Abstract. Continental- to global-scale hydrologic and land surface models increasingly include representations of the groundwater system. Such large-scale models are essential for examining, communicating, and understanding the dynamic interactions between the Earth system above and below the land surface as well as the opportunities and limits of groundwater resources. We argue that both large-scale and regional-scale groundwater models have utility, strengths, and limitations, so continued modeling at both scales is essential and mutually beneficial. A crucial quest is how to evaluate the realism, capabilities, and performance of large-scale groundwater models given their modeling purpose of addressing large-scale science or sustainability questions as well as limitations in data availability and commensurability. Evaluation should identify if, when, or where large-scale models achieve their purpose or where opportunities for improvements exist so that such models better achieve their purpose. We suggest that reproducing the spatiotemporal details of regional-scale models and matching local data are not relevant goals. Instead, it is important to decide on reasonable model expectations regarding when a large-scale model is performing “well enough”

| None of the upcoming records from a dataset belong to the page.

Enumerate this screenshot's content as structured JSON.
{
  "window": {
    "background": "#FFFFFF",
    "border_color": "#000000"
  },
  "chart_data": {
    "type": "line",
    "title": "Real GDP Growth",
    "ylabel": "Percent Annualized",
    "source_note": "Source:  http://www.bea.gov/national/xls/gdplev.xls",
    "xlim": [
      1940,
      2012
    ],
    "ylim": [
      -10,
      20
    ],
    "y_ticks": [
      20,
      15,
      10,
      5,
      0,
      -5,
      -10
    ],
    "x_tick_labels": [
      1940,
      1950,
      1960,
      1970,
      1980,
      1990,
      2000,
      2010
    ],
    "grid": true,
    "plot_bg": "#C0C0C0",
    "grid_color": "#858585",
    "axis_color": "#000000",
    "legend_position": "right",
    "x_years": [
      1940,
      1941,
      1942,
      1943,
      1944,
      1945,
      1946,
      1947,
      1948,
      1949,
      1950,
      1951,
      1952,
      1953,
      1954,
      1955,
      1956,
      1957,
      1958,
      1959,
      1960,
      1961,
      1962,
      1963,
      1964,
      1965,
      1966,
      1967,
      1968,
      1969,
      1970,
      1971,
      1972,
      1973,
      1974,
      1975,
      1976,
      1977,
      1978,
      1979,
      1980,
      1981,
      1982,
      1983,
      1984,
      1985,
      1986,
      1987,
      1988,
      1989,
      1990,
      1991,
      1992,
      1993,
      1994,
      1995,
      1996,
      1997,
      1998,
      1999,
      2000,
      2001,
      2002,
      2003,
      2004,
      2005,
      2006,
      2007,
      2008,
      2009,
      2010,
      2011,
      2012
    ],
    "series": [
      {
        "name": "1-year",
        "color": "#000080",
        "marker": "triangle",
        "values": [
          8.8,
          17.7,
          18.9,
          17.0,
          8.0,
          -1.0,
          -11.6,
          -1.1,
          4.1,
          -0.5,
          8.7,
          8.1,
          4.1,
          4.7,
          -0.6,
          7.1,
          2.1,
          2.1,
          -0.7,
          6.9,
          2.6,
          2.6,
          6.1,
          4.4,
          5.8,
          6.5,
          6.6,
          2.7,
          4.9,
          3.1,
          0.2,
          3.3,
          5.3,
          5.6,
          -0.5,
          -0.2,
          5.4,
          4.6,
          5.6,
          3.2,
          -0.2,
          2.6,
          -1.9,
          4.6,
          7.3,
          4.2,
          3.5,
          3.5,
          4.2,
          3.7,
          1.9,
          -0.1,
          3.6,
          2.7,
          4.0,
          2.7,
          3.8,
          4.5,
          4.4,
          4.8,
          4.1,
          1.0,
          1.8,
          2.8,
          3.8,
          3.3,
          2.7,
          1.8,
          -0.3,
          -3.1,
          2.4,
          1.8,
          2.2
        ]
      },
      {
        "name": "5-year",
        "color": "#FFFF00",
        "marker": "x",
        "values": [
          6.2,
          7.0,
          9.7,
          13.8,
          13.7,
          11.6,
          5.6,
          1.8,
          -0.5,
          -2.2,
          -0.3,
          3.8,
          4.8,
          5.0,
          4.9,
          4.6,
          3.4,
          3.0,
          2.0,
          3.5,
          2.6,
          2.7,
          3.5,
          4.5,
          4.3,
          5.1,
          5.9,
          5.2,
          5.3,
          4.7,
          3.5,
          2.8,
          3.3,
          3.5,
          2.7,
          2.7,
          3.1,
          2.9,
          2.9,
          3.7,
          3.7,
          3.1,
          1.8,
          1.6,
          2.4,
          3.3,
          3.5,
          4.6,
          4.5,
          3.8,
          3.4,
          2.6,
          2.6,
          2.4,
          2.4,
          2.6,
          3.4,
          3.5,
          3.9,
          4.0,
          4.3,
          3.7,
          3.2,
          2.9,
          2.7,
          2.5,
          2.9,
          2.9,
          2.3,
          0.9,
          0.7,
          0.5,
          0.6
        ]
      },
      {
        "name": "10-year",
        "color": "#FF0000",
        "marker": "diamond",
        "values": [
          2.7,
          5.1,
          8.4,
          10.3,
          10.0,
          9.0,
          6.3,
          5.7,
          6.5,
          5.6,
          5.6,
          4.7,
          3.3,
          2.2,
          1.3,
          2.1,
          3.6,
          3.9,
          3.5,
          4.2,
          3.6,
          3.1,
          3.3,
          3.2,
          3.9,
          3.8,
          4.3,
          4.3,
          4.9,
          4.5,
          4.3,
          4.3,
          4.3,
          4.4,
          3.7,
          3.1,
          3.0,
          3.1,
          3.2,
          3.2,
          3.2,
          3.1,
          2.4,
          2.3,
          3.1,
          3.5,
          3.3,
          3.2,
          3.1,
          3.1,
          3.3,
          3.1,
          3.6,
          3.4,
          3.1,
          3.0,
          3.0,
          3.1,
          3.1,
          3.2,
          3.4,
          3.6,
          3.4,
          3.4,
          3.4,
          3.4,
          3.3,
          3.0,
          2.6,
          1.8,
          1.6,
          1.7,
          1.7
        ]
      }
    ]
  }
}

in the context of its specific purpose. The decision of reasonable
expectations is necessarily subjective even if the evaluation criteria are
quantitative. Our objective is to provide recommendations for improving the
evaluation of groundwater representation in continental- to global-scale
models. We describe current modeling strategies and evaluation practices,
and we subsequently discuss the value of three evaluation strategies: (1) comparing model outputs with available observations of groundwater levels or
other state or flux variables (observation-based evaluation), (2) comparing
several models with each other with or without reference to actual
observations (model-based evaluation), and (3) comparing model behavior with
expert expectations of hydrologic behaviors in particular regions or at
particular times (expert-based evaluation). Based on evolving practices in
model evaluation as well as innovations in observations, machine learning,
and expert elicitation, we argue that combining observation-, model-, and
expert-based model evaluation approaches, while accounting for
commensurability issues, may significantly improve the realism of
groundwater representation in large-scale models, thus advancing our ability
for quantification, understanding, and prediction of crucial Earth science
and sustainability problems. We encourage greater community-level
communication and cooperation on this quest, including among global
hydrology and land surface modelers, local to regional hydrogeologists, and
hydrologists focused on model development and evaluation.